The Unending Violence Against Women In Pakistan: When Will There Be Justice?
Trigger warning: this article contains disturbing details of sexual and other violent crimes
There is no denying the fact that Pakistan is becoming an increasingly unsafe place for women, regardless of their class or other social statuses. The news of the motorway incident of last week is heart-wrenching to say the least, and yet it has not been the only one of its kind in far too many years now. The remarks by Lahore CCPO did nothing to help. Echoing the almost typical male mentality in Pakistan, he opined that the victim should not have traveled at such late hours, and that if it was really that important for her, she should have gone out in the company of a male. Thankfully, a huge segment of the population called the CCPO out over his victim-blaming and refused to buy his explanation of the horrible incident.
Almost eighteen years ago, in 2002, the case of Mukhtaran Mai – a gang-rape survivor from Muzaffargarh – came to light and sent shockwaves around the world. She courageously spoke about the incident and demanded justice. Her call for justice was not just for herself, but for every woman who has ever had to suffer such a terrible fate at the hands of an egregious man or men. Yet, even out of the fourteen men who were accused in the case, only a few were convicted. Justice proved to be elusive for her, but she kept up her fight. Her courage and relentless efforts were noted internationally and in 2015 she was named “woman of the year” by a famous international magazine.
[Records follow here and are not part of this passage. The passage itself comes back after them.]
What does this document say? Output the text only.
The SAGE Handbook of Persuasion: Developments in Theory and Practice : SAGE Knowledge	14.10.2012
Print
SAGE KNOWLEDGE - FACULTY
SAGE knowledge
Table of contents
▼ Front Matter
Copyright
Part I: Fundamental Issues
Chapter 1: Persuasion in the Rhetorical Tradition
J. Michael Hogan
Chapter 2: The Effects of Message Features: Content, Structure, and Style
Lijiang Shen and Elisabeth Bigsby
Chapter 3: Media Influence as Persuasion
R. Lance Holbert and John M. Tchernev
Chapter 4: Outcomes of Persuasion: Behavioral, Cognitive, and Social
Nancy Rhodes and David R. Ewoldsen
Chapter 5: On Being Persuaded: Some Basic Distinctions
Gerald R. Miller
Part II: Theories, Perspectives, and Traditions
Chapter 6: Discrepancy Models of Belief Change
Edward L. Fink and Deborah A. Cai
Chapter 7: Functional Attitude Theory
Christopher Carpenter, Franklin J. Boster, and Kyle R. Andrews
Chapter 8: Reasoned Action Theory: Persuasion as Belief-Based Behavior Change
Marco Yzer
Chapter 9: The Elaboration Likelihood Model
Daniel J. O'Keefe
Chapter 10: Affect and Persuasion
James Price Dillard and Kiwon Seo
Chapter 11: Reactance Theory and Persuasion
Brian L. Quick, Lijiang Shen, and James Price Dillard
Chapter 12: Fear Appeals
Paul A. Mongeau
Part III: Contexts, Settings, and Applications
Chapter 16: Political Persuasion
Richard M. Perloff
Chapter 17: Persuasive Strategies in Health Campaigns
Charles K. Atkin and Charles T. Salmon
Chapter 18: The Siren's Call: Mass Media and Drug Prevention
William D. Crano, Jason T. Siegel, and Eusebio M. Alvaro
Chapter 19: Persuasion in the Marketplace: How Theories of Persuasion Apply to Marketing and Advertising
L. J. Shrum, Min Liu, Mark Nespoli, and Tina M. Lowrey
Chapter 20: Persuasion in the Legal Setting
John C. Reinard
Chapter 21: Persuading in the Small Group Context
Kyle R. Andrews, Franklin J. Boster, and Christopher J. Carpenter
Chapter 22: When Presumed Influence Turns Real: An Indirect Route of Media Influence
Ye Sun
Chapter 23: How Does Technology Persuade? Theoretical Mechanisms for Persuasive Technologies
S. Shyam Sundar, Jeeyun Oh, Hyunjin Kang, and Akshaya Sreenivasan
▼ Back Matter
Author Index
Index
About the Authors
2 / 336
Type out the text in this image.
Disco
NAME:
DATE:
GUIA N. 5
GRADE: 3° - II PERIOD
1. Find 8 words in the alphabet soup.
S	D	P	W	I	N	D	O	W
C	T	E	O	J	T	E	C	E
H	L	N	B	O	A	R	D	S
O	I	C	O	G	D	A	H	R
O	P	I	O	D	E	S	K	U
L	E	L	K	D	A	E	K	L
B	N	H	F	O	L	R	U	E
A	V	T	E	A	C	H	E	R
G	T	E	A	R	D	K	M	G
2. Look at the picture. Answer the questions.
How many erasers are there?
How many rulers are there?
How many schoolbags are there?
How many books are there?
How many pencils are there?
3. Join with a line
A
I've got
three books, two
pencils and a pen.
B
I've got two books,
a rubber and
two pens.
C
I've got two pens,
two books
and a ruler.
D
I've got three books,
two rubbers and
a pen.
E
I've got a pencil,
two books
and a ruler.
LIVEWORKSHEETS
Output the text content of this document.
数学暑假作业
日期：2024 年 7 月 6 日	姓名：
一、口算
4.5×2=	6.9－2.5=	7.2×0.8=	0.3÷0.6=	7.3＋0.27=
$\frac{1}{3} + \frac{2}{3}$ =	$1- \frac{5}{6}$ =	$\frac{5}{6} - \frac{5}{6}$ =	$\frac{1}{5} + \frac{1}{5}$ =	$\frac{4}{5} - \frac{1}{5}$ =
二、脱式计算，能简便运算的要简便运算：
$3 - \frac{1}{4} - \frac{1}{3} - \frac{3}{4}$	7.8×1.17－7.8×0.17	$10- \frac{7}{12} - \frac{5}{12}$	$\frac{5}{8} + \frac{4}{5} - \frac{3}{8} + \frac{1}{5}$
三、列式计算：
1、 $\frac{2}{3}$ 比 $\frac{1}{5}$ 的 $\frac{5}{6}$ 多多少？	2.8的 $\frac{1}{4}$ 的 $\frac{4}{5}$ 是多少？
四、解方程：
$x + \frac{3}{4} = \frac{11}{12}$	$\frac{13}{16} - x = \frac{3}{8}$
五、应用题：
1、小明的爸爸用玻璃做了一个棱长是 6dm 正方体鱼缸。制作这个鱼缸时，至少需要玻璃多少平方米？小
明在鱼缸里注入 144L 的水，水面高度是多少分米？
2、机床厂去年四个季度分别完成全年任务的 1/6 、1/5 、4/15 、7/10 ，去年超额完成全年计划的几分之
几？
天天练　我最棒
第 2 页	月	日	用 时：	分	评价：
A similar case involved a thirteen-year-old schoolgirl who was kidnapped and gang-raped for four days in 2007. When she spoke up about the incident and demanded justice, the village elders accused her of bringing “dishonour” to her family. As she resolutely refused to be silenced and continued to demand justice with the help of her family, she even had to suffer the murder of her brother and the divorce of her sister. Still, the girl fought on, maintaining that powerful men from influential families in her village could get away with raping any woman. Even after thirteen years of enduring more than any human being should be made to suffer, the girl is still determined to obtain justice.
Between the years 2014 and 2019, at least five gang rape cases were reported in Layyah district alone. In the first case, in 2014, a twenty-year-old girl was kidnapped, gang-raped by three men and later found hanging from a tree in Nawan Kot. In another incident in 2019, an intermediate female student was gang-raped by her van driver and his friend. The culprits were arrested later. In the third incident, a girl and her male cousin were returning home after visiting a shrine when they were intercepted by four men. They took both of them in the forest nearby and sexually assaulted the girl. The assailants were later identified. In the same year, another woman from Fatehpur was held hostage on gunpoint and raped by two unidentified men in her own house. Later, they cut her hair and threw acid on her which resulted in several burns on her body. Finally, a visually impaired woman from Sultan Koh was picked up by a few men, under the guise of being helpers, and took her to an identified place where they sexually assaulted her.
Four out of these five cases took place during the last year. These incidents are not only heart-wrenching but they also point toward an increase in culprits’ impunity. As per a 2018 report by the Human Rights Commission of Pakistan (HRCP), at least 875 incidents of sexual violence against women surfaced in that single year. This is just the tip of the iceberg as most women remain silent out of fear of losing relations and being alienated from society.
The need for taking effective measures to protect women in our society has never been more desperate, nor too the provision of swift and decisive justice. In 2019, the government of Pakistan had decided to set up more than 100 gender violence-based courts across the country to expedite the judiciary process in cases of rape, domestic abuse, sexual assault and harassment. We may only hope that with the latest incident on the M-11 motorway, which has the entire nation gripped in a frenzy and rage, this step will finally be executed on a war footing. We desperately hope we can come up with such a system that may act as both a deterrent and a swift arbiter of justice.